Catherine Aubier betont, dass die Quadratur Venus – Uranus das Liebesleben instabil und impulsiv macht. Die Gefühle der Person lassen sich nicht in herkömmliche Muster pressen: Für sie sind sie eher ein Antrieb zum Handeln als ein Ziel. Oft äußert sich dieser Aspekt als Streben nach einem abstrakten Liebesideal, das Utopien erzeugt, oder als unvorhersehbare Wendungen in der romantischen „Biografie“.

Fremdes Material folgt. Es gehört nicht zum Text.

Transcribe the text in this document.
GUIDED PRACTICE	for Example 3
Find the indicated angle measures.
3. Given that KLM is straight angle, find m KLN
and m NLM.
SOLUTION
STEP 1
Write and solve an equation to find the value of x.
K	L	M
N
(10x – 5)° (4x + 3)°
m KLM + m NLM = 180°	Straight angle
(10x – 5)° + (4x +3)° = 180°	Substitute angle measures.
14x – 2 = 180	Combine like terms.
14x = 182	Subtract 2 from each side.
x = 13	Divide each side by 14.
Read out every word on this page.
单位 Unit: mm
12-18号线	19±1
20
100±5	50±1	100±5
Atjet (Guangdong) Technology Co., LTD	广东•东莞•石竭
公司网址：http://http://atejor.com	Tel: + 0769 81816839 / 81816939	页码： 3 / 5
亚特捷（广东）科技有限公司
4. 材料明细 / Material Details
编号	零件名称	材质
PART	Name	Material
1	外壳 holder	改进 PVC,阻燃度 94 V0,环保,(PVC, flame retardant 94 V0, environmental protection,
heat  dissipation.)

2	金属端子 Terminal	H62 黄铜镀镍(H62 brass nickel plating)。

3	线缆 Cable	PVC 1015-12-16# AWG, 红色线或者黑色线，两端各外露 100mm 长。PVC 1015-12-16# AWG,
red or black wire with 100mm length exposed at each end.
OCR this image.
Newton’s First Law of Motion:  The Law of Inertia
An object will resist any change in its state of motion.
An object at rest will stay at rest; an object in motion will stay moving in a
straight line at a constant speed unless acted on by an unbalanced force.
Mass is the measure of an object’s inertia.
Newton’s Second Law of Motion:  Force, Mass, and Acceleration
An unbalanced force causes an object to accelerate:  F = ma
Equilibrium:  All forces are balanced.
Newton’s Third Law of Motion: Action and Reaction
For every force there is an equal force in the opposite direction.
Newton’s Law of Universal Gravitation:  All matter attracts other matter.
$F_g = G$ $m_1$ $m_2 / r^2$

Der Aspekt schafft das Bedürfnis nach ungewöhnlichen, exotischen oder nicht standardmäßigen sexuellen Erfahrungen. Die Person kann Liebe mit Freundschaft verwechseln und danach streben, Freund zu bleiben, doch körperliche Intimität steht dem im Weg. Je nach Harmonie anderer Elemente des Horoskops sind Experimente im Bereich intimer Beziehungen möglich, bei Unerfüllbarkeit der Bedürfnisse hingegen erhöht sich die Nervosität.
Auf einer höheren Ebene regt der Quadrat Venus – Uranus Experimentierfreude und Originalität in Liebe und Kunst an, ebenso wie die Möglichkeit, die eigene Exzentrik konstruktiv einzusetzen. Auf niedrigerem Niveau zeigen sich Egoismus, Impulsivität und die Unfähigkeit, stabile Beziehungen zu führen, was zu Enttäuschungen und Instabilität führt.
Dieser Aspekt lehrt die Person, Freiheit und Nähe in Einklang zu bringen, kreative Wege des Selbstausdrucks in Beziehungen zu finden und Fantasie sowie unkonventionelles Denken zu entwickeln – dabei jedoch impulsive Ausbrüche und emotionale Schwankungen zu kontrollieren.